Tâches d’optimisation
- Mettre en place des caches locaux
- Configurer ses Retry Policies introduites dans l’API d’accès au Windows Storage proposée dans le projet StorageClient du Windows Azure SDK. A adapter au fil de vos retours d’expérience
- Profiler son code pour économiser les ressources Azure utilisées et donc sa facture au final. Le profiler proposé par Visual Studio peut s’attacher à la Dev Fabric (billet de Régis Mauger sur le sujet).
- Informer de son état de santé pour tirer encore mieux parti de la Fabrique d’Azure.

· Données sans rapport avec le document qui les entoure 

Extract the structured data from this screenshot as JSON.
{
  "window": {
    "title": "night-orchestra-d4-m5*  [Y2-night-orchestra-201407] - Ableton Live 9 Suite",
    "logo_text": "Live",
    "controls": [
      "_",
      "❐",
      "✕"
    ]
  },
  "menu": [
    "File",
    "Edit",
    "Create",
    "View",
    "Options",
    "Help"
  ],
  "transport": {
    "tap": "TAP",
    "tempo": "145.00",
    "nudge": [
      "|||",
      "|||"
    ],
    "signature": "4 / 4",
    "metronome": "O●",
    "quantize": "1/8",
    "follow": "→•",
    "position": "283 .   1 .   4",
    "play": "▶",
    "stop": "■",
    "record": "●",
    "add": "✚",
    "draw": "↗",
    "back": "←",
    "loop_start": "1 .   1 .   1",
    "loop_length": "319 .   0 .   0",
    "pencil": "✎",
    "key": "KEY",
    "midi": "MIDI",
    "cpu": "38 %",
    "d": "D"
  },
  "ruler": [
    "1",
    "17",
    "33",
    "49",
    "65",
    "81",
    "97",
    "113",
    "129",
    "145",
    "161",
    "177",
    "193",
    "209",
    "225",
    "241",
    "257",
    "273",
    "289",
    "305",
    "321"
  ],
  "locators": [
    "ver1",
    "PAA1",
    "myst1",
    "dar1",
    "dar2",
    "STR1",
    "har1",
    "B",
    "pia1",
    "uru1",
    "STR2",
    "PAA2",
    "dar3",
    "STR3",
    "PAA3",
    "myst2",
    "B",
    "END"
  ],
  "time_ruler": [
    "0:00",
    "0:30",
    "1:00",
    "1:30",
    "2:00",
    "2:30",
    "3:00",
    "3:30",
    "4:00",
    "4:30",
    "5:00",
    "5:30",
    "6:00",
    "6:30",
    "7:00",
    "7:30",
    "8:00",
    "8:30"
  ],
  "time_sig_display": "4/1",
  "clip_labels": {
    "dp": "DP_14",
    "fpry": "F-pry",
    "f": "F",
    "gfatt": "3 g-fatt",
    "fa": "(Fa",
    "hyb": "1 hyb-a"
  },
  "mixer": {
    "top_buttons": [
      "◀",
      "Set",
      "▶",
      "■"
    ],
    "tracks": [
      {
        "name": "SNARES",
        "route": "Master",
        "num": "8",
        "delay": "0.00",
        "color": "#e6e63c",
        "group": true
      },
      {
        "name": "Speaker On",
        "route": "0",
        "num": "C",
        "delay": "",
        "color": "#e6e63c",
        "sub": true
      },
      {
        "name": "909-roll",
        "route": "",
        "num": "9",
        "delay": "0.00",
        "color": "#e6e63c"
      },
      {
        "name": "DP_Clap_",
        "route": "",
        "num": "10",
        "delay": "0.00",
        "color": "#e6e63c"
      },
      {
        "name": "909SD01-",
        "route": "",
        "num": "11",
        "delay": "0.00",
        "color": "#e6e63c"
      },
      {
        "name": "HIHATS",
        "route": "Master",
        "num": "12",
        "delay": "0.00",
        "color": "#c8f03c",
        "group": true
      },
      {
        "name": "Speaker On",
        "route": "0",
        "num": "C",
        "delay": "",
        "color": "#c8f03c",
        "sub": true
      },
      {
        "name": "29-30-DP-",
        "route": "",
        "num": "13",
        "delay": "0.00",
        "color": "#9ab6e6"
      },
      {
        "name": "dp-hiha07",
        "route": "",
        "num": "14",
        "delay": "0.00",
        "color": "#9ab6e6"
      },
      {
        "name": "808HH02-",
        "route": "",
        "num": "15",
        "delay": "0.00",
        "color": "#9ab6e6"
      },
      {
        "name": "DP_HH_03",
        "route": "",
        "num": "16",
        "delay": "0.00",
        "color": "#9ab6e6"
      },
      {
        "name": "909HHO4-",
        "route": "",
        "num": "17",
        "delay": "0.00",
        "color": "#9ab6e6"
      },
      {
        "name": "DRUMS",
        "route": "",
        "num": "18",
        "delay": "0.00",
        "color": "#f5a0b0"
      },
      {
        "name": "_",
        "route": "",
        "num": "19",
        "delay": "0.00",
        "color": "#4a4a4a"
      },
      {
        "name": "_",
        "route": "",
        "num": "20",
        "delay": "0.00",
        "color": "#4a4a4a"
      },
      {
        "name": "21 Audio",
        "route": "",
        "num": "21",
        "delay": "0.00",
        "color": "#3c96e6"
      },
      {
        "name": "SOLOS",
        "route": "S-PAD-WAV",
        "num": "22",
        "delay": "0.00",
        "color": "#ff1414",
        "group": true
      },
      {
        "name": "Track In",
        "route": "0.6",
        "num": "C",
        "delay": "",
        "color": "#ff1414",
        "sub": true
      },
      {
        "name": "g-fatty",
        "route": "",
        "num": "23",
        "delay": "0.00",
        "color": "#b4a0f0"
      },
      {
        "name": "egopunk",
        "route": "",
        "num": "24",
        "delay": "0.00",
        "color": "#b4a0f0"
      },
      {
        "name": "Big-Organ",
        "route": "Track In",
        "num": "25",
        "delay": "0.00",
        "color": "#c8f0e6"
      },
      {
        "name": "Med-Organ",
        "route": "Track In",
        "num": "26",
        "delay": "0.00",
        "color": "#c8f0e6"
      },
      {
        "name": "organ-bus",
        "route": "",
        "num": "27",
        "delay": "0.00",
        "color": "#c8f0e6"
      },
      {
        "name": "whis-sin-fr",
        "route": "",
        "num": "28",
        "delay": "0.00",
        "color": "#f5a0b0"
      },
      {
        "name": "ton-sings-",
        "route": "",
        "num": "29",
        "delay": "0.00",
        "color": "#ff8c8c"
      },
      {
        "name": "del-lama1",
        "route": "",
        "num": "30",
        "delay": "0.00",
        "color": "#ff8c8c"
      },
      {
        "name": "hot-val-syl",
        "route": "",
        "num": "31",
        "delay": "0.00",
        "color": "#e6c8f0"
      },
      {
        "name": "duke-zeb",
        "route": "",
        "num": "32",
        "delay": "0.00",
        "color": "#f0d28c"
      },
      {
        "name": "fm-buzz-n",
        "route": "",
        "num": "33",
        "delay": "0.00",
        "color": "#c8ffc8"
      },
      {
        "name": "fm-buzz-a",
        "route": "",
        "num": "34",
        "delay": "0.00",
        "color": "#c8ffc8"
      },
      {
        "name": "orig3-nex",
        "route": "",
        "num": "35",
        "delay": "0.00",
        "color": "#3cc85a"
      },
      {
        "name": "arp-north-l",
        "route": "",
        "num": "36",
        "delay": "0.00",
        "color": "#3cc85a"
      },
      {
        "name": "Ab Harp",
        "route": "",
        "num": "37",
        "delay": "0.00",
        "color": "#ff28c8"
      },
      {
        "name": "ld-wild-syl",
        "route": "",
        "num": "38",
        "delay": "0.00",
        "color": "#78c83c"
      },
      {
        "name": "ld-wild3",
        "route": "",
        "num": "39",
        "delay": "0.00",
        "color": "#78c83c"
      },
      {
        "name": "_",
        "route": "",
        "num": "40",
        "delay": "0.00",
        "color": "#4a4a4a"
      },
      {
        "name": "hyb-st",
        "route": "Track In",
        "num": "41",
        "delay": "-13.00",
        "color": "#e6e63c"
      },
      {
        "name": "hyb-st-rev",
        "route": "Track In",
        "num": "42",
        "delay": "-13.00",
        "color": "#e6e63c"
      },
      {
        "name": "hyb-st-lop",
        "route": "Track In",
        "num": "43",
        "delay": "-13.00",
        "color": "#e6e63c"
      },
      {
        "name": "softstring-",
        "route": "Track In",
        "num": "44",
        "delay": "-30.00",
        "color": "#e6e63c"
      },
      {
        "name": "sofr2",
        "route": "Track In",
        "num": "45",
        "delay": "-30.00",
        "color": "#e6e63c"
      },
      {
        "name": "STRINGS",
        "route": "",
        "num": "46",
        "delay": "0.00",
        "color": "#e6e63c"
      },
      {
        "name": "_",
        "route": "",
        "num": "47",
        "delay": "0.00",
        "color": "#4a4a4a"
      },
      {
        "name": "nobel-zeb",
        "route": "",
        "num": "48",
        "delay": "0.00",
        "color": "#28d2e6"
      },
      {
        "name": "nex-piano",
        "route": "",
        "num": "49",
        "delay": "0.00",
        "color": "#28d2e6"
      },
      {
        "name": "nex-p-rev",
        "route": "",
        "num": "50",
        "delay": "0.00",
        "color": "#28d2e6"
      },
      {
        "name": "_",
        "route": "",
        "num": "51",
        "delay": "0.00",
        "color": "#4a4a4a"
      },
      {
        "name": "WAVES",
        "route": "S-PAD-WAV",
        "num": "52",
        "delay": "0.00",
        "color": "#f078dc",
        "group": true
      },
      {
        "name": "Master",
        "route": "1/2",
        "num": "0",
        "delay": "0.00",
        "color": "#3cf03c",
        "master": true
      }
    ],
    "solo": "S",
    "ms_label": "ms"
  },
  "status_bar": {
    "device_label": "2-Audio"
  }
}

- Persistance : Adapter le partitionnement de ses tables en fonction de l’évolution du volume de ses données, mais aussi gérer le versionning de ses tables. Enfin, penser à supprimer les messages incorrects pour éviter qu’ils n’engorgent vos queues en les plaçant dans une zone spécifique.
Synthèse des valeurs limites pour le stockage
- Tables
- Partitions : pas de limite durant la preview
- Propriétés de type String, Binary < 64 KB
- Entités moins de 255 propriétés
- Requêtes : Moins de 1000 entités retournées et moins de 4MB et timeout = 60 secondes
- Blobs
- 64 MB
- 50 GB par paquets de 2MB
- Queues
- Pas de limite en terme de nombre de queues
- 8 KB maximum par message
Si la plate-forme de services Azure sera disponible fin 2009, une preview restreinte a débuté fin Octobre 2008. En ce début d’année, faisons un premier bilan et osons quelques pronostics.
Quelle est l’utilisation d’Azure chez Microsoft ?
1. Les équipes R&D sont en train d’étendre plusieurs produits Microsoft par des services en ligne pour proposer des compléments de fonctionnalités tels que la Synchronisation de données, du Collaboratif, et l’accessibilité au système d’informations pour des équipes mobiles et/ou des partenaires… Une version Web de Microsoft Office a déjà été annoncée, d’autres annonces vont suivre selon Bob Muglia…
2. D’autres équipes vont plus loin en étudiant le portage de l’ensemble de leur code sur Azure. Le retour d’expérience de l’équipe Live Meeting est disponible au travers d’une vidéo…
Côté Entreprises, quels sont les premiers scénarios candidats ?
Selon Bob Muglia, les entreprises s’intéresseront dans un premier temps à Windows Azure pour leurs développements Web qui ont besoin d’être accessibles sur l’ensemble du globe.
La seconde opportunité concerne les plate-formes de partenariat cross-organisations : Supply Chain, B2B, EDI… où les problématiques d’authentification et de connectivité sont complexes, coûteuses, et longues à mettre en oeuvre. Windows Azure et les .Net Services (Access Control & Connectivity) présentent ici un intérêt évident.
J’ajouterais le scénario “Light Dev”, j’entends par là toutes ces petites applications (de quelques jours à quelques mois de développement, généralement moins de 50 jours). Ces applications sont un casse-tête pour les directions informatiques (“IT Headache”)
- tant sur les aspects maintenance (hétérogénéité des languages, AGL, environnements utilisés)
- que sur les aspects exploitation (hétérogénéité des environnements et runtime d’exécution).
En proposant une architecture de référence (Fabric) et une infrastructure hautement disponible, Azure intéresse les entreprises qui sont libres de tantôt acheter des applications (en mode SaaS et hébergée sur Azure), et tantôt développer des spécifiques hébergés sur Azure.
Parce qu’il n’y a pas de nouvelle année sans pronostics …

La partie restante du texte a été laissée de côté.